At the front-end, Oracle Analytics Server’s primary function is to provide powerful visualization tools for data preparation, visualization, enterprise reporting, and augmented analysis. Users should be aware of all the various types of data sources and data types that OAS supports and can connect to, to perform these visualizations and analysis when setting up and using OAS.
OAS supports many types of data sources including as Oracle Database, Oracle TimesTen, Apache Spark SQL, Impala, Google Analytics, Microsoft SQL Server, MongoDB, MySQL, etc. Complete list of supported data sources can be found here. Users can create a connection to one or more data sources, once connected users can visualize and analyze the source data either individually or by combining data from two or more data sources. If a user is using multiple data sources in the analysis, at least one match column must exist in each source.

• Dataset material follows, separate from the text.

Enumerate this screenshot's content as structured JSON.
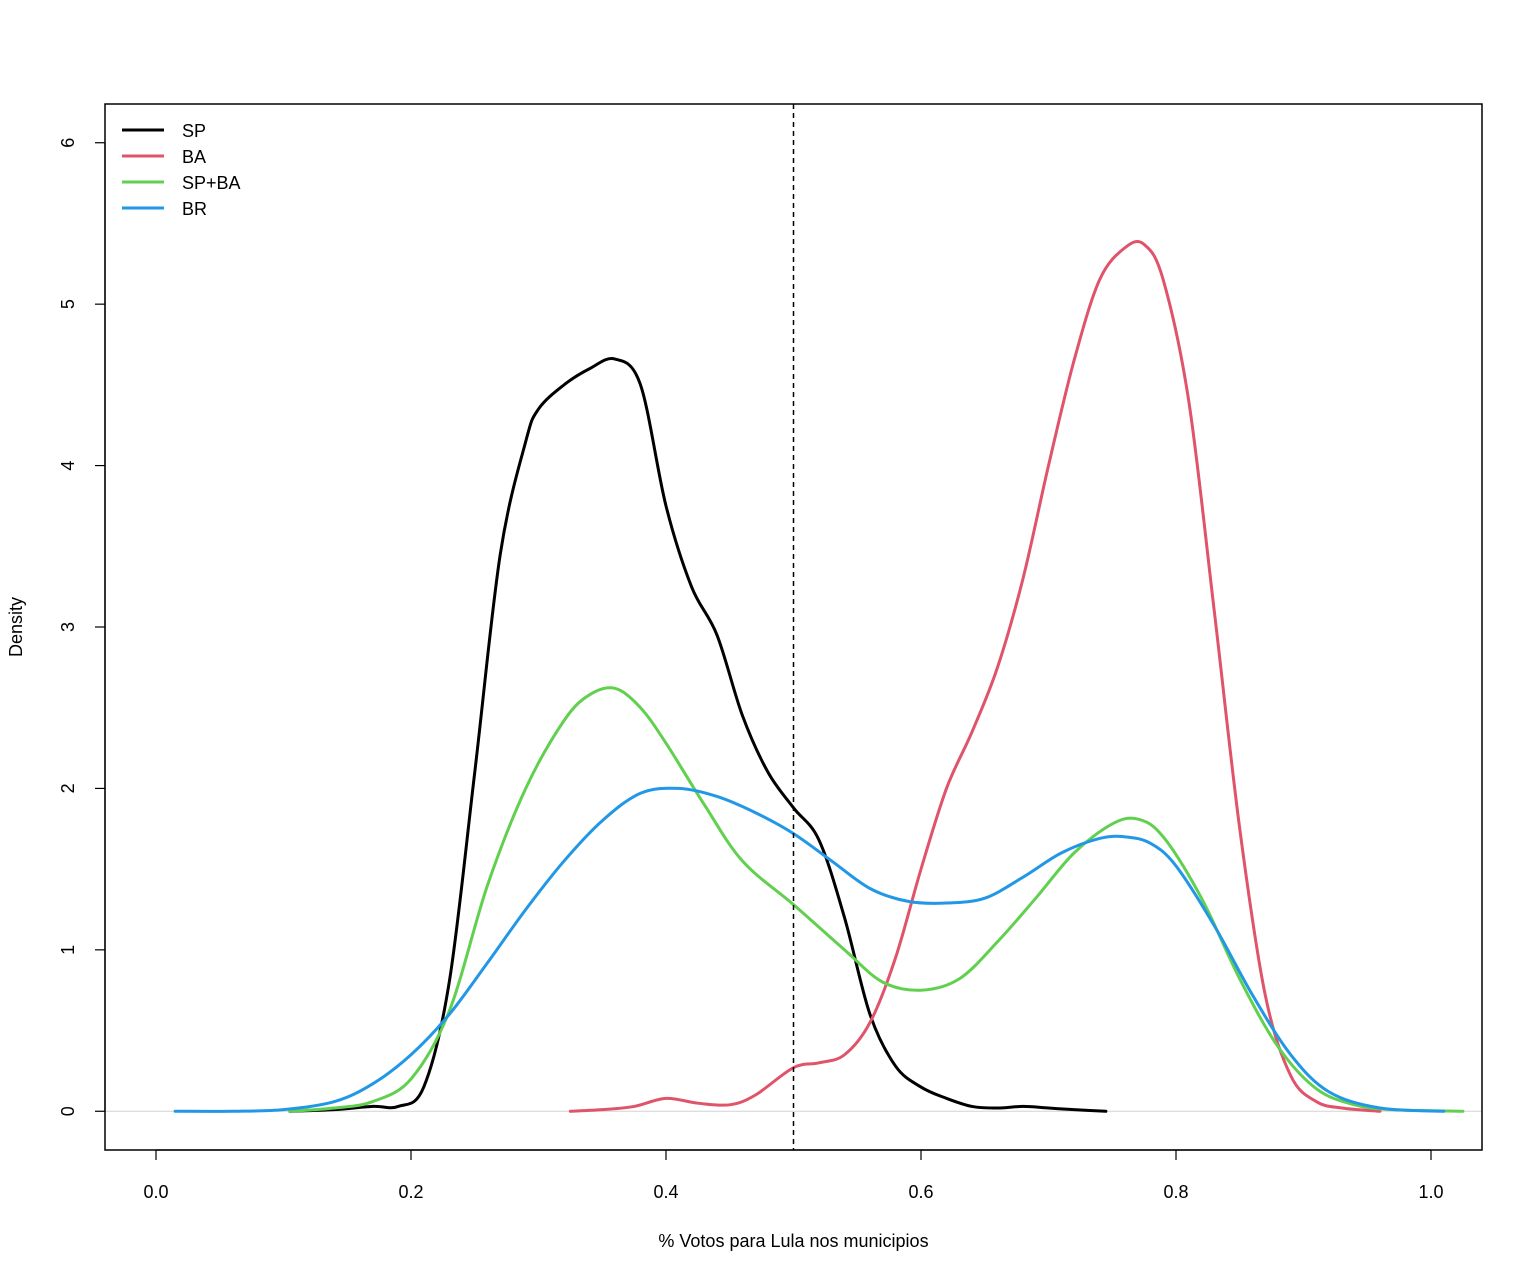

A client query traverses the different layers of the OAS architecture once a connection is established between one or more OAS servers and one or more data sources. The request begins when the client issues the logical SQL query in the visualization tool based on the data read from the external data sources. The OAS components in the OAS/BI servers process these user requests and queries and use the metadata in the BI Repository (located in the backend Oracle database) to interpret the logical SQL queries. Using this metadata, OAS can write corresponding physical queries, transform and combine the physical results sets, perform final calculations, and more. This visualization, business, and analyses modeling occur through the three different layers in the BI repository as shown in Figure 3. As a result, the backend database (tier) that stores the metadata in the BI Repository drives most of the OAS visualization modeling and analyses performance.
OAS supports various number, date, and string of data types. OAS attempts to map the incoming data types with these supported data types when it reads a data source. If OAS cannot automatically convert a source data type, then the user can manually convert the data column to a supported data type by entering SQL commands. OAS notifies the user of an error if the data source contains unsupported data types. For a complete list of supported data types, see Support Data Types by Database.